TS-sci: Temperature/salinity plots of the various science sensor values
maps-sci: Maps of surface values (i.e., depth <10m) from various science sensors
pointMaps: Scatter plots of the lat/lon points recorded by the glider
spatialGrids-sci: Gridded science data plotted by combinations of latitude, longitude, and depth
spatialSections-sci: Gridded science data plotted by either latitude or longitude, and depth
thisVsThat-eng: Timeseries plots of various engineering sensor values plotted against each other
timeSections-sci: Gridded science data plotted by time and depth
timeSections-sci-gt: Gridded science data plotted by profile_index and depth. The plots are made with the glidertoolsplot module, and thus use the 0.5 and 99.5 percentile to set color limits.
timeSeries-eng: Timeseries plots of various engineering sensor values
timeSeries-sci: Timeseries plots of various science sensor values

NGDAC Profiles

Docs in progress.

This section will describe the process of going from the science timeseries to the NetCDF file format specification (IOOS_Glider_NetCDF_v2.0.nc) used by the U.S. IOOS National Glider Data Assembly Center.

Other Files

Docs in progress.

ESD’s base processing also creates several other files necessary for processing or using data from other sensors on the glider. If the glider is carrying a shadowgraph or glidercam camera system, then a CSV file is created that links each image with the relevant glider measurements at that time (depth, temperature, oxygen concentration, etc.). If the glider is carrying an acoustic instrument, specific files are needed to process these data using Echoview. These files are created during the base processing step as well.

Real-Time Data

Currently, all ESD glider data processing is delayed-mode processing. The vision is to have GCP infrastructure in place to:

Periodically rsync real-time data (sbd/tbd files) from the SFMC to GCP
Run slocumRtDataVisTool to create plots and statistics useful for real-time piloting decisions
Run the base processing steps on these data, and automatically send the processed files to the NGDAC

Future Directions

QC + data cleaning, to create cleaned netcdf files with qc flags. Potential resources and pathways:

Implement IOOS QARTOD tests, eg using ioos_qc to add qc flags
https://github.com/OceanGlidersCommunity/Realtime-QC
- https://github.com/castelao/CoTeDe
other qc/data cleaning? For instance, sanity check ts plots. Likely will involve by-hand inspection for each deployment, including removing bad data if discovered

GliderTools:

manuscript describing the GliderTools toolbox
GliderTools contains tools for processing Seaglider basestation files.

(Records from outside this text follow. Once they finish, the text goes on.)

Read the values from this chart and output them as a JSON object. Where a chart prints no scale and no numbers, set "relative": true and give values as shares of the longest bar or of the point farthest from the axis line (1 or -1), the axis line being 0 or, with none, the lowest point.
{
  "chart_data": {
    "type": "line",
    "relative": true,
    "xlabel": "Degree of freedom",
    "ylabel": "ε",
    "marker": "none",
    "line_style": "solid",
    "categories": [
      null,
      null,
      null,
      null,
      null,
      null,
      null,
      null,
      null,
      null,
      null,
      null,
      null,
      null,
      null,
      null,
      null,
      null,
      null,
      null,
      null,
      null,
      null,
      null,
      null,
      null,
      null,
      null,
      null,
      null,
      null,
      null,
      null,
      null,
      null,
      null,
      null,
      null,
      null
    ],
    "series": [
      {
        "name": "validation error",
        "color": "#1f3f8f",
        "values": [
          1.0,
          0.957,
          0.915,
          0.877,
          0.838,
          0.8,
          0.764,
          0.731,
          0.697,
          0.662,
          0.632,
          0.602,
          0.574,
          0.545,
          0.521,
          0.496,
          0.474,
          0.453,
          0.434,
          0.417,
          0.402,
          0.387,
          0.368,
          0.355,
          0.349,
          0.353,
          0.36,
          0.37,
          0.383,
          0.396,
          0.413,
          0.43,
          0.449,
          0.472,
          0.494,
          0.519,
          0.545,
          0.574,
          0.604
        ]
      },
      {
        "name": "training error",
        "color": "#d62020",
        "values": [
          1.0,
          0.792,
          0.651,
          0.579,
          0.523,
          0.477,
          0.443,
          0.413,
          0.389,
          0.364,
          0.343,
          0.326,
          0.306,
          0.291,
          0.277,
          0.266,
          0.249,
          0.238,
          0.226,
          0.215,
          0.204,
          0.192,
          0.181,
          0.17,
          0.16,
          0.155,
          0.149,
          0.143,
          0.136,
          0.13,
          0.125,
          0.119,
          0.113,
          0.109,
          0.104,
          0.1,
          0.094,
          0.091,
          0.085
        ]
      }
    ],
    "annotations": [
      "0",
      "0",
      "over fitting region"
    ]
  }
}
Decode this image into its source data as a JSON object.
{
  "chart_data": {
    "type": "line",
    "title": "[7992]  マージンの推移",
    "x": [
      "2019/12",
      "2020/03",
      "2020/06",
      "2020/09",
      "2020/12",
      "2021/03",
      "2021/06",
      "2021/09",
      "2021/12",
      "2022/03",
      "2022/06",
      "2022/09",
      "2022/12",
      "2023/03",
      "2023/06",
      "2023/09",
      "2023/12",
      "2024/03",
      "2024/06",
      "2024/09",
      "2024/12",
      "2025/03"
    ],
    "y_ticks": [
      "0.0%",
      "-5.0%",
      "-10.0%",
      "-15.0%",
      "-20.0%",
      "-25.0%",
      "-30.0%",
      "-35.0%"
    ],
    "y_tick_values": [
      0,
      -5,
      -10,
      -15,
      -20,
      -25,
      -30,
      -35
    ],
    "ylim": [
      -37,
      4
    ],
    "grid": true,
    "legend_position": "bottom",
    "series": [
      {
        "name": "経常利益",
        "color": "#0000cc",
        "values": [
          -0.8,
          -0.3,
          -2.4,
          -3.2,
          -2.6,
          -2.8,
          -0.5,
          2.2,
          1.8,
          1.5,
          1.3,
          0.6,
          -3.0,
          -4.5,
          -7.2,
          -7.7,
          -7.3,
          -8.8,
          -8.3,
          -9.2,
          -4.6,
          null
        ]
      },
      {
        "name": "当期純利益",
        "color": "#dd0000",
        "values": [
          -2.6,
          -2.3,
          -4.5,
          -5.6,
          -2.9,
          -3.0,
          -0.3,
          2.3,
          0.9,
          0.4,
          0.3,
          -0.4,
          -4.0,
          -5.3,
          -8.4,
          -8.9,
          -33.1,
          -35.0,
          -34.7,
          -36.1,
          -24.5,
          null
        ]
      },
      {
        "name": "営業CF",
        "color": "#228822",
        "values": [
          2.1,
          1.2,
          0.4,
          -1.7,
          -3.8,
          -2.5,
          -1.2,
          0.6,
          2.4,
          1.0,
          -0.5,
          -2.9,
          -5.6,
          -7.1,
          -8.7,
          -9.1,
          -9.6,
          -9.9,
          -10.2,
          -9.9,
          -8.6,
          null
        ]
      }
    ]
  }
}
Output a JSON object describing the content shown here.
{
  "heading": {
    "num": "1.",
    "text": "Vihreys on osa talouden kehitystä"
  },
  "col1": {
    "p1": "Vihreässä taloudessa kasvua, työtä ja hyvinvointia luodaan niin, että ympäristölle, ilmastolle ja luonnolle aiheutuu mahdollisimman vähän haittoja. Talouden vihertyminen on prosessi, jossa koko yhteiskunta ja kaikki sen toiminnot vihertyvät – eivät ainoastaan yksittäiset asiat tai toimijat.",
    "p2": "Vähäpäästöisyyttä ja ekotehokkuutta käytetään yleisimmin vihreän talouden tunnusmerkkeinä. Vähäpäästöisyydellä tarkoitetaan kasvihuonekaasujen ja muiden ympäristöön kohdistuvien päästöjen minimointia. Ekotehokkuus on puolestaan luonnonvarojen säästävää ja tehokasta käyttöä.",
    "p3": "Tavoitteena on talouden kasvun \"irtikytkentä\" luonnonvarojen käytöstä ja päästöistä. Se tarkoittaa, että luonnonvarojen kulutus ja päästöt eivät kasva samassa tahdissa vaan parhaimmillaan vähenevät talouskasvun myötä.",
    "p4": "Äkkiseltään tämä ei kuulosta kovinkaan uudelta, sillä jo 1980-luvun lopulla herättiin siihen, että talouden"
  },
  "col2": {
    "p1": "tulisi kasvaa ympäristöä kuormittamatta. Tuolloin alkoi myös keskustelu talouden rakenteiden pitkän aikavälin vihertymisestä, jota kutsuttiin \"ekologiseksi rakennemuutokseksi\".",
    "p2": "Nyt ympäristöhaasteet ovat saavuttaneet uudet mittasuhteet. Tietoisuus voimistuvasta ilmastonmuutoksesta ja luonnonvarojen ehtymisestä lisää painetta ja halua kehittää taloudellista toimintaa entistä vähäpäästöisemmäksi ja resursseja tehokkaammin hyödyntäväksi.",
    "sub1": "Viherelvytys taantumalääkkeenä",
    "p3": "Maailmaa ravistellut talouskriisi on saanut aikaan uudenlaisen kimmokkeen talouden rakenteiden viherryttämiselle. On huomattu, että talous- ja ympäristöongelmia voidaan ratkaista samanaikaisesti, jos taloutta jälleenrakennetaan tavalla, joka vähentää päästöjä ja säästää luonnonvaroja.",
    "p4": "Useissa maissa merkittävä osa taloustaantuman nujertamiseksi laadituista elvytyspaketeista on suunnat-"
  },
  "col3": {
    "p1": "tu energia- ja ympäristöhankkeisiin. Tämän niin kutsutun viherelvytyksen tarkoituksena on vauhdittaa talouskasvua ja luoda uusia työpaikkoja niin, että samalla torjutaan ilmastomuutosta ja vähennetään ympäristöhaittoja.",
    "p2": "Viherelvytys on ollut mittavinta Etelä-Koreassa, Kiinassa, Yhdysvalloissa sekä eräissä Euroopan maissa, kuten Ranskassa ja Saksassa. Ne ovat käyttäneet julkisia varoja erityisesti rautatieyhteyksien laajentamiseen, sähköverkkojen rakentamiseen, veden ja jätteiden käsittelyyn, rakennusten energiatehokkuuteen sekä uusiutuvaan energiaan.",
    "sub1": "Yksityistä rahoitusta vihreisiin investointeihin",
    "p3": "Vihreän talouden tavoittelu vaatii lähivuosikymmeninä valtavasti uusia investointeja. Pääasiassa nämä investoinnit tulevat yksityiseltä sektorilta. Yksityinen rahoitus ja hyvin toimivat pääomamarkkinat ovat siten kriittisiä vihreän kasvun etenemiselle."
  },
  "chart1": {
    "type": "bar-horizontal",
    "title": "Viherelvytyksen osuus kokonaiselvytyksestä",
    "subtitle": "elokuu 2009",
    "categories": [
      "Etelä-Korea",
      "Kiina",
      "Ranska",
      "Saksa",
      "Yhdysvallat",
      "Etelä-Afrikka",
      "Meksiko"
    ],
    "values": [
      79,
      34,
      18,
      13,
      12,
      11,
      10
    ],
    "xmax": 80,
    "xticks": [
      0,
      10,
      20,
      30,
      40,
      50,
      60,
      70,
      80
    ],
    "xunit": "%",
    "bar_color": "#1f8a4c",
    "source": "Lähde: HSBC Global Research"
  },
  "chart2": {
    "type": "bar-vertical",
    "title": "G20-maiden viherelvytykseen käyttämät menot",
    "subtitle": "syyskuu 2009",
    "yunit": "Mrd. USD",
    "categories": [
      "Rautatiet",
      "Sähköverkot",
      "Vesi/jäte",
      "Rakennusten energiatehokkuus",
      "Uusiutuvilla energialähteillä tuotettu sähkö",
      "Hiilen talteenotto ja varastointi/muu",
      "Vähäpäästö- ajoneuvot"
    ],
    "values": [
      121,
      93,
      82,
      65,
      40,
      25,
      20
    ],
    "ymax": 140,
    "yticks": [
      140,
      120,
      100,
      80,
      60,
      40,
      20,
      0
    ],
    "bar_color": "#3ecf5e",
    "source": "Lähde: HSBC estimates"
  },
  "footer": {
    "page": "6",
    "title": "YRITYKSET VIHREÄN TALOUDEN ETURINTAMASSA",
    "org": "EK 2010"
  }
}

However, the rest of the tools simply require that the data be in an xarray dataset.
optics, pq: quenching correction method described by Thomalla et al. (2018)
additional qc tools?
calculate cool physics things (mixed layer depth, …)
leverage gridded plotting routines

GitHub Repos

See the home page for ESD-developed repos. External GitHub repos that are particularly relevant or useful:

repo link	description
dbdreader	Extract data from Slocum binary files
pyglider	Takes data from Teledyne/Webb Slocum gliders and Alseamar SeaExplorers and creates CF-compliant NetCDF files
GliderTools	Quality control and plot generic glider data
IOOS qc	Apply IOOS QARTOD and other qc routines
SOCIB	Process glider data in Matlab (not actively maintained)
glider tools list	OceanGliders community repository to list tools for processing glider data. Includes many of the tools listed above.